05 ottobre 2016 19:00

Caldo e freddo, poetico e analitico, classico e sperimentale, in bianco e nero e a colori, rivisitazione del passato e commento suggerito del presente, Frantz di François Ozon è un film che lavora sulla citazione e la rivisitazione ma che poi (re)inventa, che sembra giocare mentre invece vuol essere grave. Al contrario del cinema postmoderno, che del resto comprende molti titoli dello stesso Ozon.

Alla base di questo film profondo e complesso c’è il libro pacifista L’homme que j’ai tué (1925) del poeta, scrittore e drammaturgo Maurice Rostand, trasformato poi dall’autore in una pièce ricca di riferimenti alla sua vita gay, che all’epoca fece scalpore per il suo pacifismo. Rostand era amico del poliedrico artista omosessuale Jean Cocteau che, riformato, partecipò alla prima guerra mondiale come autista volontario di ambulanze. Partendo dal lavoro di Rostand, Ozon, cineasta che non fa certo mistero della propria omosessualità, è arrivato al melodramma del 1932 di Ernst Lubitsch Luomo che ho ucciso. E Frantz è presentato come un (libero) adattamento proprio di quest’ultimo.

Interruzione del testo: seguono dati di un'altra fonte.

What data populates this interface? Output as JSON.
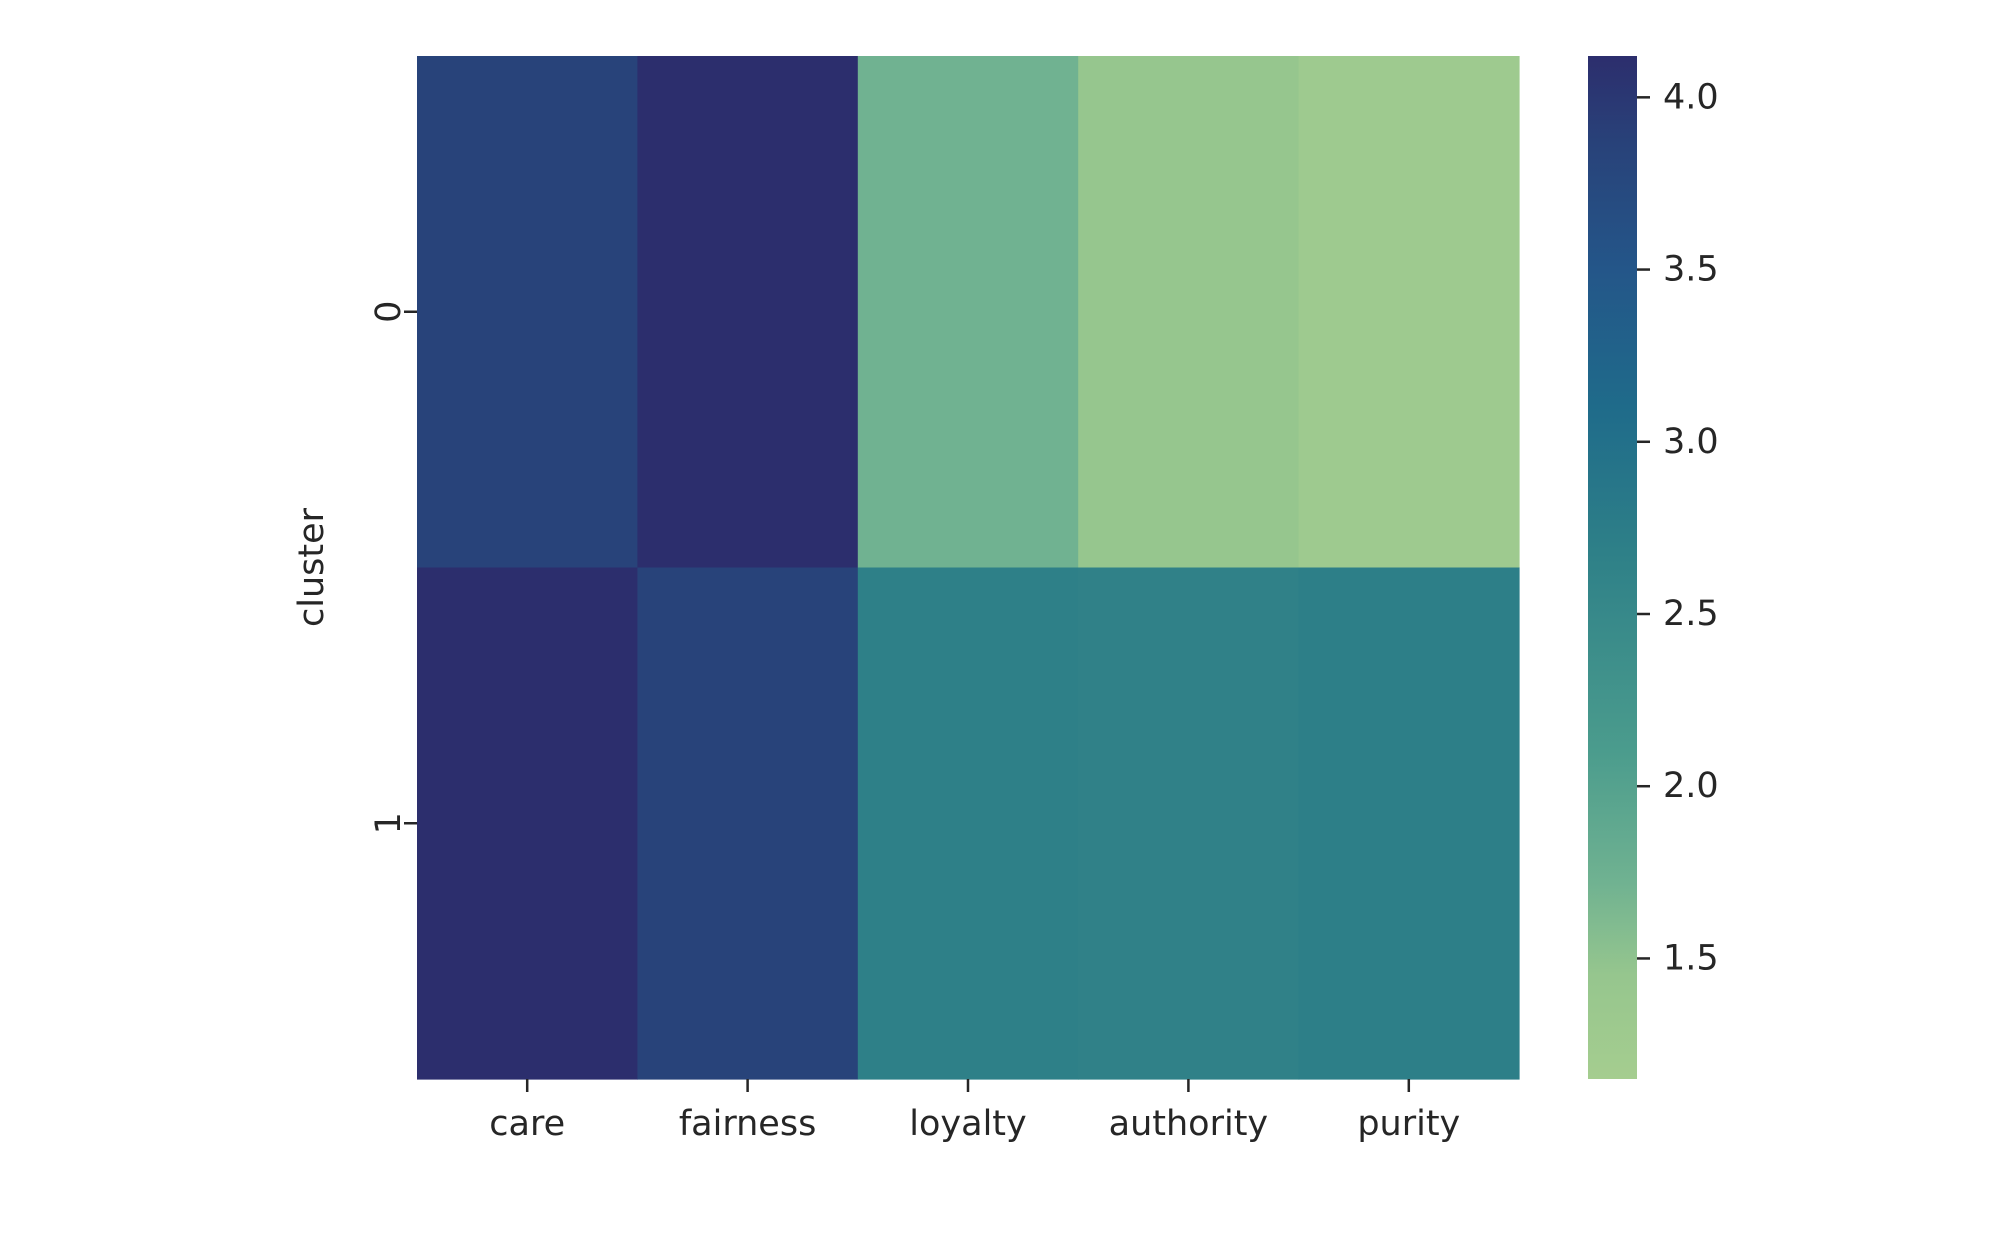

Non avendo letto l’opera di Rostand, non sappiamo dire in quale misura quest’impressione sia corretta. Non c’è dubbio invece che Ozon rivoluziona il film di Lubitsch. Pur rimanendogli fedele sotto molti aspetti, ne cita diverse scene, sposta nella seconda parte il baricentro della storia, dal punto di vista di Adrien, il soldato francese che fa visita alla famiglia del soldato tedesco ucciso – Franz appunto –a quello di Anna, la di lui fidanzata, interpretata dalla notevole Paula Beer (premio Mastroianni come attrice emergente a Venezia, dove il film era in concorso).

Illusioni e ambiguità
Impostore per rimorso, Adrien si spaccia come un amico dell’ucciso, visto che entrambi sono amanti dell’arte, creando così un mondo dell’illusione poetica, salvifica e manipolatrice insieme, dove i confini sono labili, ambigui. L’ambiguità è una tematica portante nella filmografia di Ozon, in particolare quella nelle relazioni umane e sociali. Ma Adrien è anche espressione di un desiderio delicatamente omosessuale verso Franz. L’intero film offre suggestioni omoerotiche e torna in mente Cocteau ambulanziere che forse di fronte ai giovani corpi dei soldati feriti poteva provare un desiderio misto di fascino verso la morte e verso l’erotismo. In Frantz la suggestione si può cogliere quando Ozon inquadra le cicatrici di guerra nel basso ventre di Adrien, sdraiato a petto nudo dopo un bagno nel lago: vita e morte (l’erotismo della prima e la violenza della seconda) quasi si equivalgono.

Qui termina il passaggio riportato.